Another key advantage of BFAs is their cost-effectiveness. By outlining asset division terms in advance, BFAs can save significant legal costs and time that would otherwise be spent in court. However, drafting a BFA can be complex and expensive, requiring specialized legal expertise and independent legal advice for each party, adding to the overall expenses. Unlike court-ordered settlements, BFAs lack judicial oversight, which can sometimes result in agreements that are unfairly balanced, especially if there is a disparity in negotiating power or financial knowledge between the parties.

Furthermore, courts have the authority to set aside BFAs under certain circumstances, such as fraud, material non-disclosure of assets, duress, or significant changes in circumstances affecting children. This potential for a BFA to be overturned introduces an element of uncertainty, as the agreed-upon terms may not always be upheld in future scenarios.

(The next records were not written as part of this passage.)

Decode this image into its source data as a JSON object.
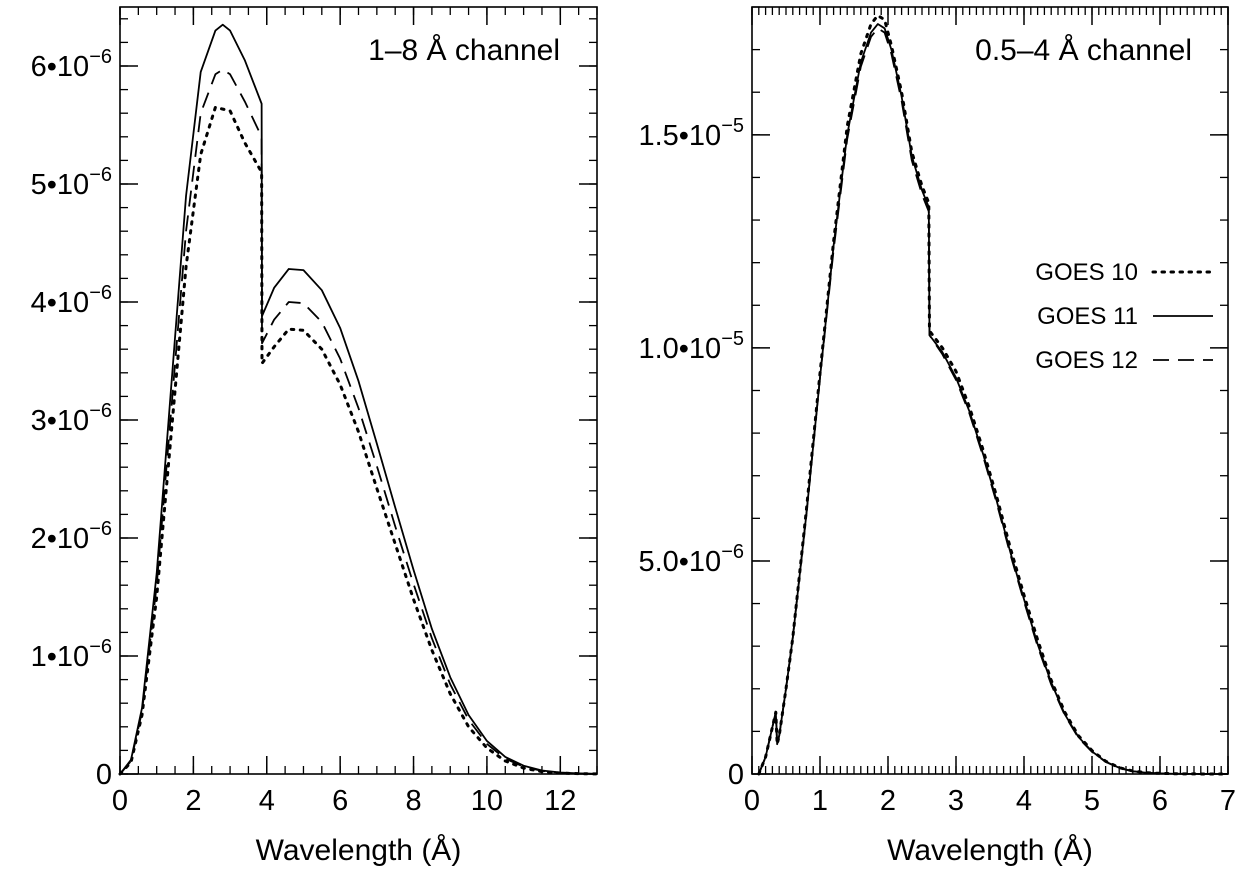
{
  "chart_data": [
    {
      "type": "line",
      "title": "1–8 Å channel",
      "xlabel": "Wavelength (Å)",
      "ylabel": "",
      "xlim": [
        0,
        13
      ],
      "ylim": [
        0,
        6.5e-06
      ],
      "xticks": [
        0,
        2,
        4,
        6,
        8,
        10,
        12
      ],
      "xtick_labels": [
        "0",
        "2",
        "4",
        "6",
        "8",
        "10",
        "12"
      ],
      "yticks": [
        0,
        1e-06,
        2e-06,
        3e-06,
        4e-06,
        5e-06,
        6e-06
      ],
      "ytick_labels": [
        {
          "mantissa": "0",
          "exponent": ""
        },
        {
          "mantissa": "1•10",
          "exponent": "−6"
        },
        {
          "mantissa": "2•10",
          "exponent": "−6"
        },
        {
          "mantissa": "3•10",
          "exponent": "−6"
        },
        {
          "mantissa": "4•10",
          "exponent": "−6"
        },
        {
          "mantissa": "5•10",
          "exponent": "−6"
        },
        {
          "mantissa": "6•10",
          "exponent": "−6"
        }
      ],
      "x_minor_step": 0.5,
      "y_minor_step": 2e-07,
      "grid": false,
      "series": [
        {
          "style": "dotted",
          "x": [
            0,
            0.3,
            0.6,
            1.0,
            1.4,
            1.8,
            2.2,
            2.6,
            3.0,
            3.4,
            3.86,
            3.87,
            4.2,
            4.6,
            5.0,
            5.5,
            6.0,
            6.5,
            7.0,
            7.5,
            8.0,
            8.5,
            9.0,
            9.5,
            10.0,
            10.5,
            11.0,
            11.5,
            12.0,
            12.5,
            13.0
          ],
          "y": [
            0,
            1e-07,
            5e-07,
            1.5e-06,
            2.9e-06,
            4.3e-06,
            5.25e-06,
            5.65e-06,
            5.62e-06,
            5.35e-06,
            5.1e-06,
            3.48e-06,
            3.62e-06,
            3.77e-06,
            3.76e-06,
            3.6e-06,
            3.3e-06,
            2.9e-06,
            2.42e-06,
            1.95e-06,
            1.48e-06,
            1.05e-06,
            6.8e-07,
            4e-07,
            2.2e-07,
            1.1e-07,
            5e-08,
            2e-08,
            8e-09,
            3e-09,
            1e-09
          ]
        },
        {
          "style": "solid",
          "x": [
            0,
            0.3,
            0.6,
            1.0,
            1.4,
            1.8,
            2.2,
            2.6,
            2.8,
            3.0,
            3.4,
            3.86,
            3.87,
            4.2,
            4.6,
            5.0,
            5.5,
            6.0,
            6.5,
            7.0,
            7.5,
            8.0,
            8.5,
            9.0,
            9.5,
            10.0,
            10.5,
            11.0,
            11.5,
            12.0,
            12.5,
            13.0
          ],
          "y": [
            0,
            1.2e-07,
            5.6e-07,
            1.7e-06,
            3.3e-06,
            4.9e-06,
            5.95e-06,
            6.3e-06,
            6.35e-06,
            6.3e-06,
            6.05e-06,
            5.68e-06,
            3.88e-06,
            4.12e-06,
            4.28e-06,
            4.27e-06,
            4.1e-06,
            3.78e-06,
            3.33e-06,
            2.8e-06,
            2.26e-06,
            1.73e-06,
            1.23e-06,
            8.2e-07,
            5e-07,
            2.8e-07,
            1.45e-07,
            7e-08,
            3e-08,
            1.2e-08,
            5e-09,
            1e-09
          ]
        },
        {
          "style": "dashed",
          "x": [
            0,
            0.3,
            0.6,
            1.0,
            1.4,
            1.8,
            2.2,
            2.6,
            2.8,
            3.0,
            3.4,
            3.86,
            3.87,
            4.2,
            4.6,
            5.0,
            5.5,
            6.0,
            6.5,
            7.0,
            7.5,
            8.0,
            8.5,
            9.0,
            9.5,
            10.0,
            10.5,
            11.0,
            11.5,
            12.0,
            12.5,
            13.0
          ],
          "y": [
            0,
            1.1e-07,
            5.3e-07,
            1.6e-06,
            3.1e-06,
            4.6e-06,
            5.6e-06,
            5.93e-06,
            5.97e-06,
            5.93e-06,
            5.7e-06,
            5.4e-06,
            3.65e-06,
            3.85e-06,
            4e-06,
            3.99e-06,
            3.83e-06,
            3.52e-06,
            3.1e-06,
            2.61e-06,
            2.1e-06,
            1.61e-06,
            1.15e-06,
            7.6e-07,
            4.6e-07,
            2.55e-07,
            1.3e-07,
            6.2e-08,
            2.6e-08,
            1e-08,
            4e-09,
            1e-09
          ]
        }
      ]
    },
    {
      "type": "line",
      "title": "0.5–4 Å channel",
      "xlabel": "Wavelength (Å)",
      "ylabel": "",
      "xlim": [
        0,
        7
      ],
      "ylim": [
        0,
        1.8e-05
      ],
      "xticks": [
        0,
        1,
        2,
        3,
        4,
        5,
        6,
        7
      ],
      "xtick_labels": [
        "0",
        "1",
        "2",
        "3",
        "4",
        "5",
        "6",
        "7"
      ],
      "yticks": [
        0,
        5e-06,
        1e-05,
        1.5e-05
      ],
      "ytick_labels": [
        {
          "mantissa": "0",
          "exponent": ""
        },
        {
          "mantissa": "5.0•10",
          "exponent": "−6"
        },
        {
          "mantissa": "1.0•10",
          "exponent": "−5"
        },
        {
          "mantissa": "1.5•10",
          "exponent": "−5"
        }
      ],
      "x_minor_step": 0.1,
      "y_minor_step": 1e-06,
      "grid": false,
      "legend": {
        "position": "right",
        "entries": [
          {
            "label": "GOES 10",
            "style": "dotted"
          },
          {
            "label": "GOES 11",
            "style": "solid"
          },
          {
            "label": "GOES 12",
            "style": "dashed"
          }
        ]
      },
      "series": [
        {
          "name": "GOES 10",
          "style": "dotted",
          "x": [
            0.1,
            0.2,
            0.35,
            0.37,
            0.4,
            0.5,
            0.6,
            0.8,
            1.0,
            1.2,
            1.4,
            1.6,
            1.75,
            1.85,
            1.95,
            2.05,
            2.2,
            2.35,
            2.5,
            2.6,
            2.61,
            2.8,
            3.0,
            3.2,
            3.4,
            3.6,
            3.8,
            4.0,
            4.2,
            4.4,
            4.6,
            4.8,
            5.0,
            5.2,
            5.4,
            5.6,
            5.8,
            6.0,
            6.2,
            6.4,
            6.6,
            6.8,
            7.0
          ],
          "y": [
            0,
            4e-07,
            1.45e-06,
            7e-07,
            9e-07,
            2e-06,
            3.2e-06,
            6.2e-06,
            9.4e-06,
            1.25e-05,
            1.52e-05,
            1.69e-05,
            1.76e-05,
            1.78e-05,
            1.77e-05,
            1.71e-05,
            1.6e-05,
            1.46e-05,
            1.38e-05,
            1.34e-05,
            1.04e-05,
            1e-05,
            9.45e-06,
            8.6e-06,
            7.6e-06,
            6.5e-06,
            5.3e-06,
            4.2e-06,
            3.15e-06,
            2.2e-06,
            1.45e-06,
            9e-07,
            5.5e-07,
            3e-07,
            1.5e-07,
            7e-08,
            3e-08,
            1.5e-08,
            7e-09,
            3e-09,
            1e-09,
            5e-10,
            0
          ]
        },
        {
          "name": "GOES 11",
          "style": "solid",
          "x": [
            0.1,
            0.2,
            0.35,
            0.37,
            0.4,
            0.5,
            0.6,
            0.8,
            1.0,
            1.2,
            1.4,
            1.6,
            1.75,
            1.85,
            1.95,
            2.05,
            2.2,
            2.35,
            2.5,
            2.6,
            2.61,
            2.8,
            3.0,
            3.2,
            3.4,
            3.6,
            3.8,
            4.0,
            4.2,
            4.4,
            4.6,
            4.8,
            5.0,
            5.2,
            5.4,
            5.6,
            5.8,
            6.0,
            6.2,
            6.4,
            6.6,
            6.8,
            7.0
          ],
          "y": [
            0,
            4e-07,
            1.45e-06,
            7e-07,
            9e-07,
            2e-06,
            3.2e-06,
            6.1e-06,
            9.3e-06,
            1.24e-05,
            1.5e-05,
            1.67e-05,
            1.74e-05,
            1.76e-05,
            1.75e-05,
            1.7e-05,
            1.59e-05,
            1.45e-05,
            1.37e-05,
            1.33e-05,
            1.03e-05,
            9.9e-06,
            9.3e-06,
            8.5e-06,
            7.5e-06,
            6.4e-06,
            5.2e-06,
            4.1e-06,
            3.05e-06,
            2.15e-06,
            1.4e-06,
            8.7e-07,
            5.3e-07,
            2.9e-07,
            1.45e-07,
            6.5e-08,
            2.8e-08,
            1.4e-08,
            6e-09,
            3e-09,
            1e-09,
            5e-10,
            0
          ]
        },
        {
          "name": "GOES 12",
          "style": "dashed",
          "x": [
            0.1,
            0.2,
            0.35,
            0.37,
            0.4,
            0.5,
            0.6,
            0.8,
            1.0,
            1.2,
            1.4,
            1.6,
            1.75,
            1.85,
            1.95,
            2.05,
            2.2,
            2.35,
            2.5,
            2.6,
            2.61,
            2.8,
            3.0,
            3.2,
            3.4,
            3.6,
            3.8,
            4.0,
            4.2,
            4.4,
            4.6,
            4.8,
            5.0,
            5.2,
            5.4,
            5.6,
            5.8,
            6.0,
            6.2,
            6.4,
            6.6,
            6.8,
            7.0
          ],
          "y": [
            0,
            4e-07,
            1.45e-06,
            7e-07,
            9e-07,
            2e-06,
            3.2e-06,
            6.1e-06,
            9.3e-06,
            1.23e-05,
            1.49e-05,
            1.66e-05,
            1.73e-05,
            1.75e-05,
            1.74e-05,
            1.69e-05,
            1.58e-05,
            1.44e-05,
            1.36e-05,
            1.32e-05,
            1.03e-05,
            9.85e-06,
            9.25e-06,
            8.45e-06,
            7.45e-06,
            6.35e-06,
            5.15e-06,
            4.05e-06,
            3e-06,
            2.1e-06,
            1.38e-06,
            8.5e-07,
            5.2e-07,
            2.85e-07,
            1.4e-07,
            6.3e-08,
            2.7e-08,
            1.3e-08,
            6e-09,
            3e-09,
            1e-09,
            5e-10,
            0
          ]
        }
      ]
    }
  ]
}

Binding Financial Agreements (BFAs) stand as a testament to the evolving nature of family law, embodying a structured approach to managing financial matters in relationships. They offer a significant level of certainty and asset protection, enabling individuals to navigate the complexities of financial division with more confidence and clarity. This aspect is particularly crucial in relationships where substantial assets or intricate financial arrangements are involved. BFAs provide a proactive framework for couples to dictate the terms of their financial relationship, potentially averting the need for contentious and expensive legal battles in the event of a relationship breakdown.

However, the decision to enter into a BFA is not one to be taken lightly. It involves navigating a landscape filled with legal intricacies and potential pitfalls. The complexity of these agreements necessitates thorough and comprehensive legal counsel. Individuals considering a BFA must seek advice from experienced legal professionals who can provide tailored guidance that aligns with their specific circumstances and needs. This legal input is invaluable in ensuring that the BFA not only meets the legal requirements set forth in family law but also aligns with the individual's long-term financial and personal goals.

Moreover, as family law continues to adapt to the changing dynamics of relationships and financial matters, the role of BFAs becomes increasingly significant. They highlight the need for careful planning and foresight in managing personal finances, emphasizing the importance of being prepared for various eventualities. A well-drafted BFA can provide peace of mind and a sense of security, knowing that financial matters will be handled as agreed upon, irrespective of how the relationship may evolve over time.